Western blotting – The ECL Western blotting kit was used according to manufacturer procedure (GE Healthcare, Stockholm, Sweden). A total of 50 μg protein from each sample was separated on a 12% SDS-PAGE. Afterwards, proteins were transferred to PVDF membranes at 70 V for 2 h. After the transfer, the PVDF membranes were washed briefly with methanol and left for drying for 15 min to enhance the protein binding. The PVDF membranes were again reactivated by methanol. The membranes were blocked by 5% non-fat dried milk in TBS-T. The membranes were then incubated with anti-Card10 (1:500) and anti-Trp53BP2 (1:500) for 1 h. For loading control, the membranes were probed with anti-β-actin antibody (1:5000) in TBS-T for 1 h. The membranes were then incubated with HRP-conjugated anti-rabbit secondary antibody (1:5000 dilution) in TBS-T for 1 h.
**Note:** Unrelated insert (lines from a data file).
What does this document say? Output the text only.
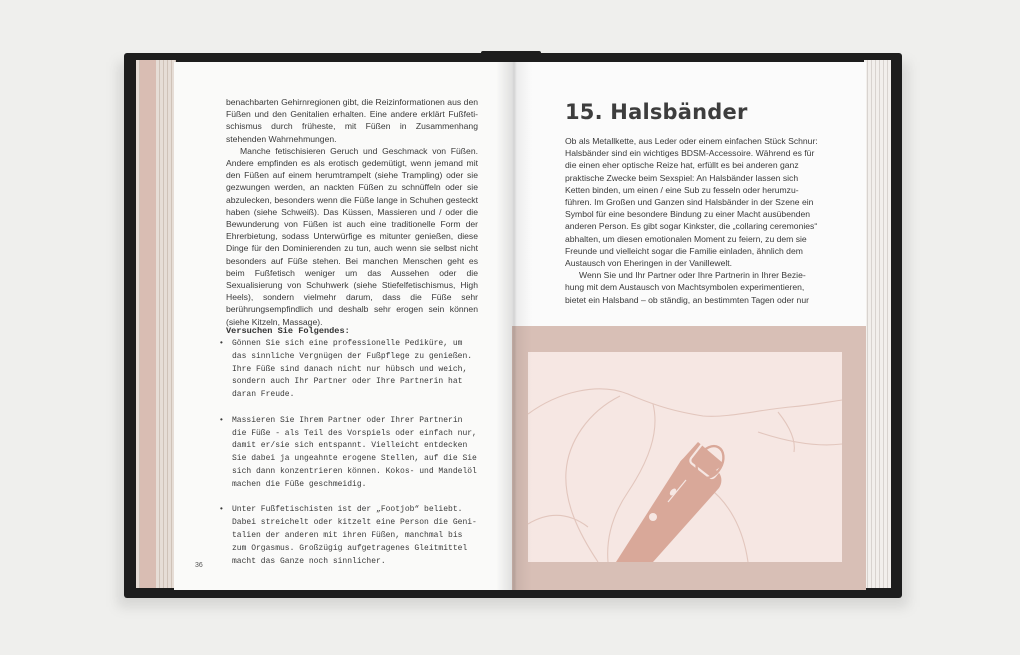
benachbarten Gehirnregionen gibt, die Reizinformationen aus den Füßen und den Genitalien erhalten. Eine andere erklärt Fußfeti-schismus durch früheste, mit Füßen in Zusammenhang stehenden Wahrnehmungen.

Manche fetischisieren Geruch und Geschmack von Füßen. Andere empfinden es als erotisch gedemütigt, wenn jemand mit den Füßen auf einem herumtrampelt (siehe Trampling) oder sie gezwungen werden, an nackten Füßen zu schnüffeln oder sie abzulecken, besonders wenn die Füße lange in Schuhen gesteckt haben (siehe Schweiß). Das Küssen, Massieren und / oder die Bewunderung von Füßen ist auch eine traditionelle Form der Ehrerbietung, sodass Unterwürfige es mitunter genießen, diese Dinge für den Dominierenden zu tun, auch wenn sie selbst nicht besonders auf Füße stehen. Bei manchen Menschen geht es beim Fußfetisch weniger um das Aussehen oder die Sexualisierung von Schuhwerk (siehe Stiefelfetischismus, High Heels), sondern vielmehr darum, dass die Füße sehr berührungsempfindlich und deshalb sehr erogen sein können (siehe Kitzeln, Massage).

Versuchen Sie Folgendes:
• Gönnen Sie sich eine professionelle Pediküre, um das sinnliche Vergnügen der Fußpflege zu genießen. Ihre Füße sind danach nicht nur hübsch und weich, sondern auch Ihr Partner oder Ihre Partnerin hat daran Freude.
• Massieren Sie Ihrem Partner oder Ihrer Partnerin die Füße - als Teil des Vorspiels oder einfach nur, damit er/sie sich entspannt. Vielleicht entdecken Sie dabei ja ungeahnte erogene Stellen, auf die Sie sich dann konzentrieren können. Kokos- und Mandelöl machen die Füße geschmeidig.
• Unter Fußfetischisten ist der „Footjob“ beliebt. Dabei streichelt oder kitzelt eine Person die Geni-talien der anderen mit ihren Füßen, manchmal bis zum Orgasmus. Großzügig aufgetragenes Gleitmittel macht das Ganze noch sinnlicher.
36
15. Halsbänder

Ob als Metallkette, aus Leder oder einem einfachen Stück Schnur: Halsbänder sind ein wichtiges BDSM-Accessoire. Während es für die einen eher optische Reize hat, erfüllt es bei anderen ganz praktische Zwecke beim Sexspiel: An Halsbänder lassen sich Ketten binden, um einen / eine Sub zu fesseln oder herumzu-führen. Im Großen und Ganzen sind Halsbänder in der Szene ein Symbol für eine besondere Bindung zu einer Macht ausübenden anderen Person. Es gibt sogar Kinkster, die „collaring ceremonies“ abhalten, um diesen emotionalen Moment zu feiern, zu dem sie Freunde und vielleicht sogar die Familie einladen, ähnlich dem Austausch von Eheringen in der Vanillewelt.

Wenn Sie und Ihr Partner oder Ihre Partnerin in Ihrer Bezie-hung mit dem Austausch von Machtsymbolen experimentieren, bietet ein Halsband – ob ständig, an bestimmten Tagen oder nur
The Western blot analysis results indicated that the increases in Card10 (Fig. 1A, upper panel) and Trp53bp2 (Fig. 1A, middle panel) proteins were corroborated in response to proteasomal inhibition by various concentrations of bortezomib for 24 h. The examination of β-actin level (Fig. 1A, lower panel) showed that the changes in the protein levels of Card10 and Trp53bp2 were not simply due to higher protein loading. As can be seen in Fig. 1B, when the cells were treated with different doses of bortezomib, a threshold-dependent increase in Card10 protein was clearly observed. With 10 nM, 50 nM, 100 nM and 200 nM, 1.84 fold, 2.31 fold, 2.26 fold and 3.78 fold increases were detected, respectively. On the other hand, the increase in the level of Trp53bp2 protein was observed with only higher doses of bortezomib (i.e., 100 nM and 200 nM) (Fig. 1B).

Fig. 1

(A) Examination of Card10 and Trp53bp2 proteins by Western blotting. 4T1 cells were treated with various concentrations of bortezomib (10, 50, 100 and 200 nM) for 24 h. And then the levels of Card10 (upper panel) and Trp53bp2 (middle panel) were analyzed by rabbit anti-Card10 (1:500 dilution) or mouse anti-Trp53bp2 (1:500 dilution) antibodies, respectively. The lower panel shows the level of loading control β-actin. The result is a representative of 2 independent experiments, each run in duplicates. (B) Quantitation of Card10 and Trp53bp2 protein bands seen in Panel A by GelQuantNET. The data are graphed by Graphpad Prism 3.03 program. The control level is set to 1.

Subject area	Medicine, Biology
More specific subject area	Molecular Biology, Cancer Biology
Type of data	Table, figure
How data was acquired	Real-Time PCR, Western blotting system
Data format	Analyzed
Experimental factors	p53-null mouse 4T1 cell line were treated with isotonic solution or varying doses of bortezomib.
Experimental features	Total RNA is isolated and then converted to cDNA. The cDNA samples quantified with Roche Light Cycler 480 platform. The Western blots were carried out with Amersham ECL Western blotting kit.
Data source location	Kütahya, Turkey
Data accessibility	The data are supplied with this article.